Multi-door apartments, duplex, condominium units for rent – these are just some examples of properties that people buy or build to augment their incomes. The ever-increasing population and influx of people to highly urbanized areas has established a strong demand and high occupancy rate for these types of properties. In addition, this can provide owners a continuous flow of passive income with minimal effort needed for periodic repairs and maintenance.
Real Estate Investment Trusts (REITs)
A real estate investment trust (REIT) is a security that is traded on major exchanges much like any other exchange-traded funds but primarily focuses on property stocks. Think of it as pooled funds coming from various investors, individual or institution, invested in a basket of property companies, e.g. Property1, Property2, Property3, that are publicly traded during market hours. Another feature of REITs is profit distribution through regular dividends.
Purchase of publicly-traded property stocks
Another option is to invest directly in individual property stocks by buying publicly-traded shares. This is highly recommendable to people who have the knowledge and time to carefully analyze stocks and can be more rewarding than REITs if one is able to perfectly catch good buying opportunities. These individual property stocks may also give out dividends from time to time, depending on company performance.
Given the options above, there are now many ways you can call yourself a real estate investor. But why do some people prefer having properties as their investment instead of paper assets such as mutual funds and stocks? Aside from the fact that properties are tangible investments, two of the most important reasons are leverage and capital gains.

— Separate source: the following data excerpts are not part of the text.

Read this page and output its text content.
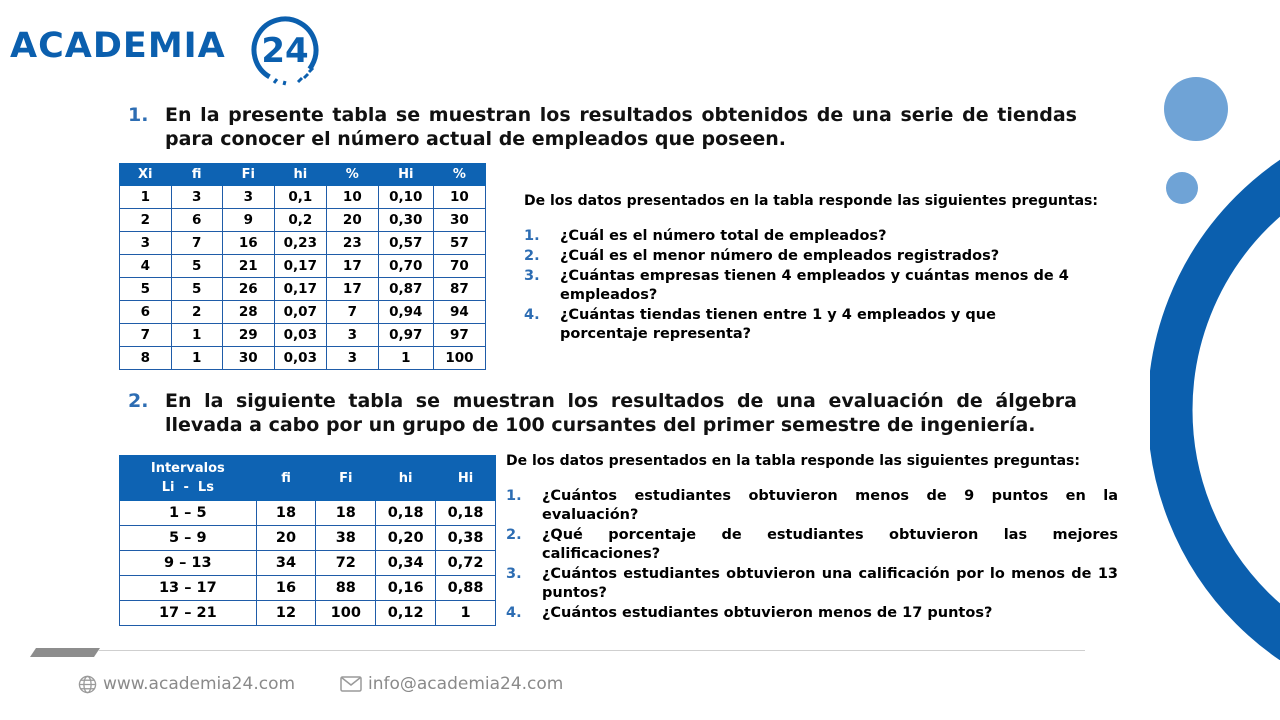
ACADEMIA 24
1. En la presente tabla se muestran los resultados obtenidos de una serie de tiendas para conocer el número actual de empleados que poseen.
Xi	fi	Fi	hi	%	Hi	%
1	3	3	0,1	10	0,10	10
2	6	9	0,2	20	0,30	30
3	7	16	0,23	23	0,57	57
4	5	21	0,17	17	0,70	70
5	5	26	0,17	17	0,87	87
6	2	28	0,07	7	0,94	94
7	1	29	0,03	3	0,97	97
8	1	30	0,03	3	1	100
De los datos presentados en la tabla responde las siguientes preguntas:
1. ¿Cuál es el número total de empleados?
2. ¿Cuál es el menor número de empleados registrados?
3. ¿Cuántas empresas tienen 4 empleados y cuántas menos de 4 empleados?
4. ¿Cuántas tiendas tienen entre 1 y 4 empleados y que porcentaje representa?
2. En la siguiente tabla se muestran los resultados de una evaluación de álgebra llevada a cabo por un grupo de 100 cursantes del primer semestre de ingeniería.
Intervalos
Li  -  Ls	fi	Fi	hi	Hi
1 – 5	18	18	0,18	0,18
5 – 9	20	38	0,20	0,38
9 – 13	34	72	0,34	0,72
13 – 17	16	88	0,16	0,88
17 – 21	12	100	0,12	1
De los datos presentados en la tabla responde las siguientes preguntas:
1. ¿Cuántos estudiantes obtuvieron menos de 9 puntos en la evaluación?
2. ¿Qué porcentaje de estudiantes obtuvieron las mejores calificaciones?
3. ¿Cuántos estudiantes obtuvieron una calificación por lo menos de 13 puntos?
4. ¿Cuántos estudiantes obtuvieron menos de 17 puntos?
www.academia24.com	info@academia24.com
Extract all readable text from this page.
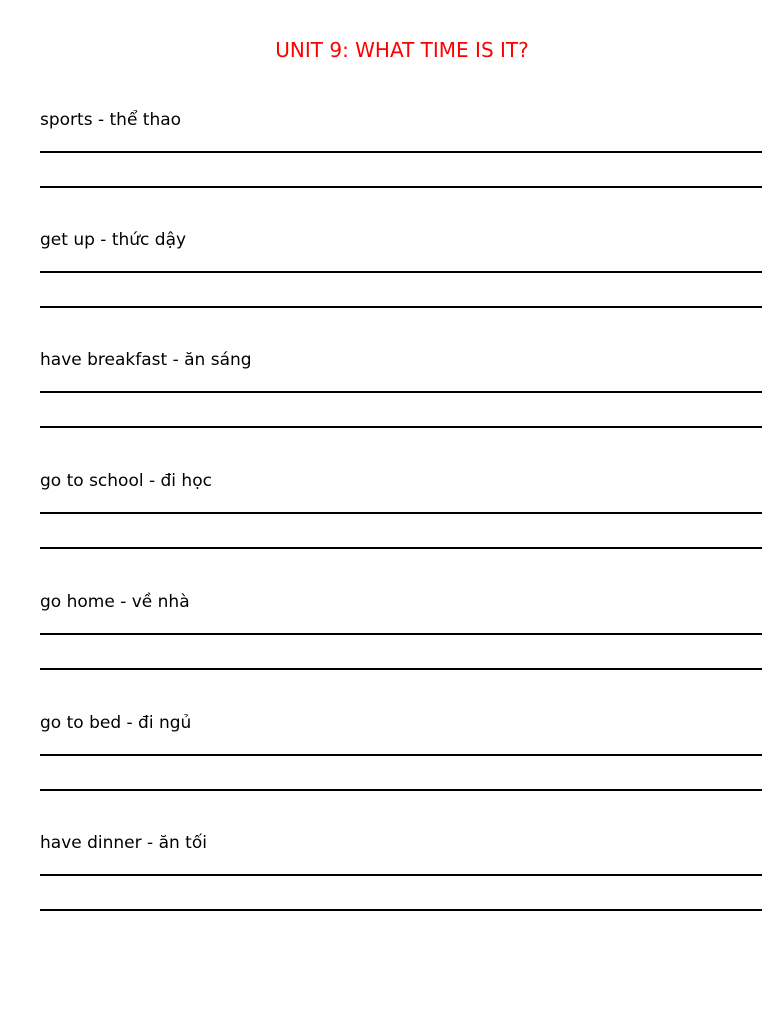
UNIT 9: WHAT TIME IS IT?
sports - thể thao
get up - thức dậy
have breakfast - ăn sáng
go to school - đi học
go home - về nhà
go to bed - đi ngủ
have dinner - ăn tối
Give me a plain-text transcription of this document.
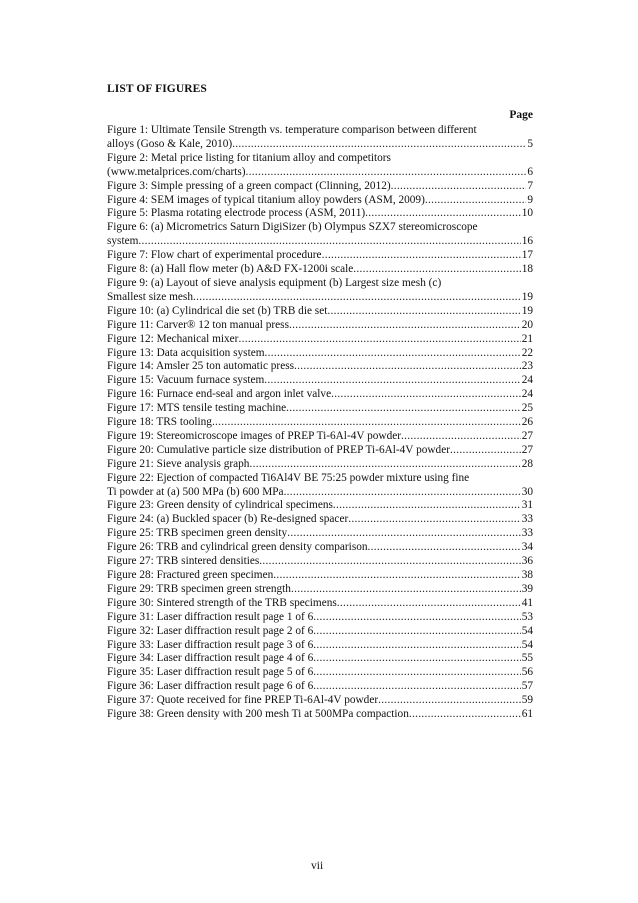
LIST OF FIGURES
Page
Figure 1: Ultimate Tensile Strength vs. temperature comparison between different
alloys (Goso & Kale, 2010) .....	5
Figure 2: Metal price listing for titanium alloy and competitors
(www.metalprices.com/charts) .....	6
Figure 3: Simple pressing of a green compact (Clinning, 2012) .....	7
Figure 4: SEM images of typical titanium alloy powders (ASM, 2009) .....	9
Figure 5: Plasma rotating electrode process (ASM, 2011) .....	10
Figure 6: (a) Micrometrics Saturn DigiSizer (b) Olympus SZX7 stereomicroscope
system .....	16
Figure 7: Flow chart of experimental procedure .....	17
Figure 8: (a) Hall flow meter (b) A&D FX-1200i scale .....	18
Figure 9: (a) Layout of sieve analysis equipment (b) Largest size mesh (c)
Smallest size mesh .....	19
Figure 10: (a) Cylindrical die set (b) TRB die set .....	19
Figure 11: Carver® 12 ton manual press .....	20
Figure 12: Mechanical mixer .....	21
Figure 13: Data acquisition system .....	22
Figure 14: Amsler 25 ton automatic press .....	23
Figure 15: Vacuum furnace system .....	24
Figure 16: Furnace end-seal and argon inlet valve .....	24
Figure 17: MTS tensile testing machine .....	25
Figure 18: TRS tooling .....	26
Figure 19: Stereomicroscope images of PREP Ti-6Al-4V powder .....	27
Figure 20: Cumulative particle size distribution of PREP Ti-6Al-4V powder .....	27
Figure 21: Sieve analysis graph .....	28
Figure 22: Ejection of compacted Ti6Al4V BE 75:25 powder mixture using fine
Ti powder at (a) 500 MPa (b) 600 MPa .....	30
Figure 23: Green density of cylindrical specimens .....	31
Figure 24: (a) Buckled spacer (b) Re-designed spacer .....	33
Figure 25: TRB specimen green density .....	33
Figure 26: TRB and cylindrical green density comparison .....	34
Figure 27: TRB sintered densities .....	36
Figure 28: Fractured green specimen .....	38
Figure 29: TRB specimen green strength .....	39
Figure 30: Sintered strength of the TRB specimens .....	41
Figure 31: Laser diffraction result page 1 of 6 .....	53
Figure 32: Laser diffraction result page 2 of 6 .....	54
Figure 33: Laser diffraction result page 3 of 6 .....	54
Figure 34: Laser diffraction result page 4 of 6 .....	55
Figure 35: Laser diffraction result page 5 of 6 .....	56
Figure 36: Laser diffraction result page 6 of 6 .....	57
Figure 37: Quote received for fine PREP Ti-6Al-4V powder .....	59
Figure 38: Green density with 200 mesh Ti at 500MPa compaction .....	61
vii
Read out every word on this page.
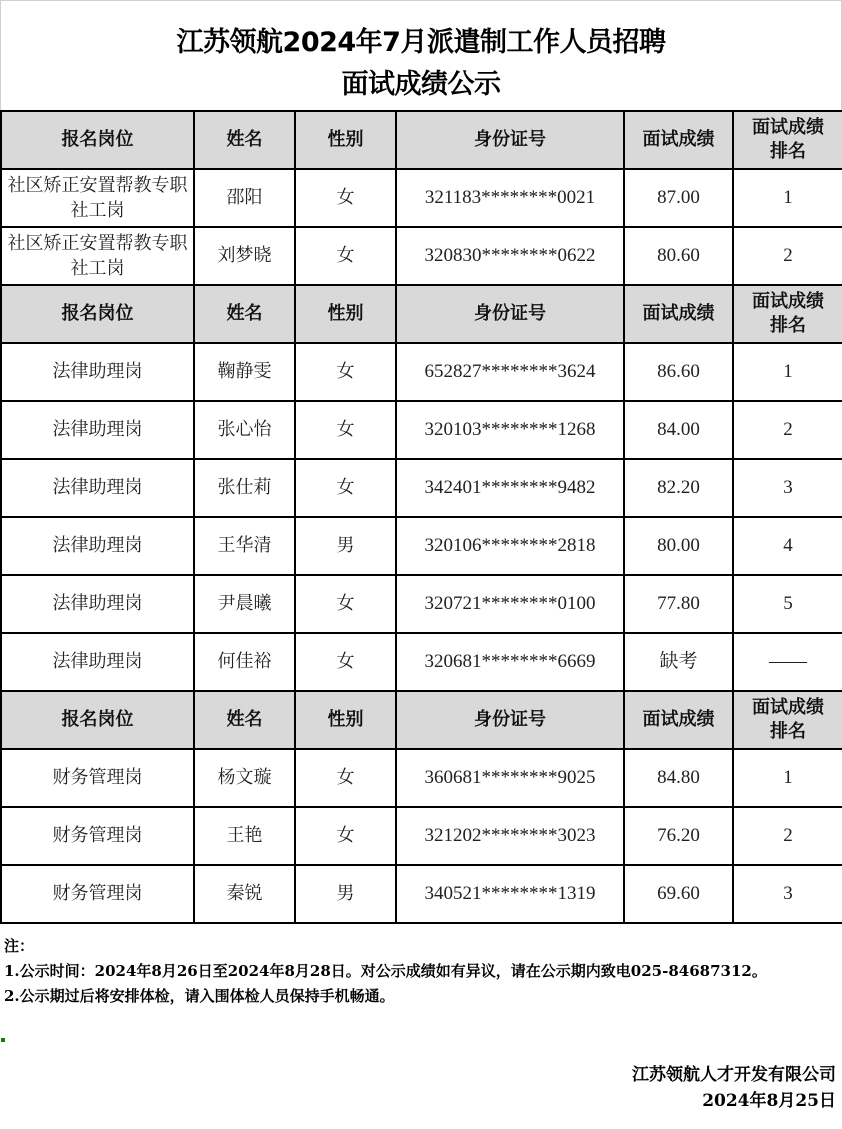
江苏领航2024年7月派遣制工作人员招聘
面试成绩公示
报名岗位	姓名	性别	身份证号	面试成绩	面试成绩
排名

社区矫正安置帮教专职社工岗	邵阳	女	321183********0021	87.00	1
社区矫正安置帮教专职社工岗	刘梦晓	女	320830********0622	80.60	2
报名岗位	姓名	性别	身份证号	面试成绩	面试成绩
排名

法律助理岗	鞠静雯	女	652827********3624	86.60	1
法律助理岗	张心怡	女	320103********1268	84.00	2
法律助理岗	张仕莉	女	342401********9482	82.20	3
法律助理岗	王华清	男	320106********2818	80.00	4
法律助理岗	尹晨曦	女	320721********0100	77.80	5
法律助理岗	何佳裕	女	320681********6669	缺考	——
报名岗位	姓名	性别	身份证号	面试成绩	面试成绩
排名

财务管理岗	杨文璇	女	360681********9025	84.80	1
财务管理岗	王艳	女	321202********3023	76.20	2
财务管理岗	秦锐	男	340521********1319	69.60	3
注：
1.公示时间：2024年8月26日至2024年8月28日。对公示成绩如有异议，请在公示期内致电025-84687312。
2.公示期过后将安排体检，请入围体检人员保持手机畅通。
江苏领航人才开发有限公司
2024年8月25日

The use of what Robert Kiyosaki calls “other people’s money” or OPM. With leverage, you can acquire and control properties even if you don’t have enough cash to buy them in full. This is possible through several financing options that are available. There are some property owners who rent out their properties and use the monthly rent to pay off their monthly mortgages – it’s like having someone else pay for the property you acquired!
People invest in real estate with the hopes that the prices of the properties they acquire will eventually go up. This difference between purchase price and the property’s current market value is called capital gains. Of course this doesn’t happen all the time. Take for example the recent housing bubble that trigerred a global recession during the late 2000. Therefore, the best strategy here is to hold on to your asset as generally, real estate prices do climb over time.
But of course, just as in buying your own home, due diligence must be done in choosing which among the many properties in the market are truly good deals.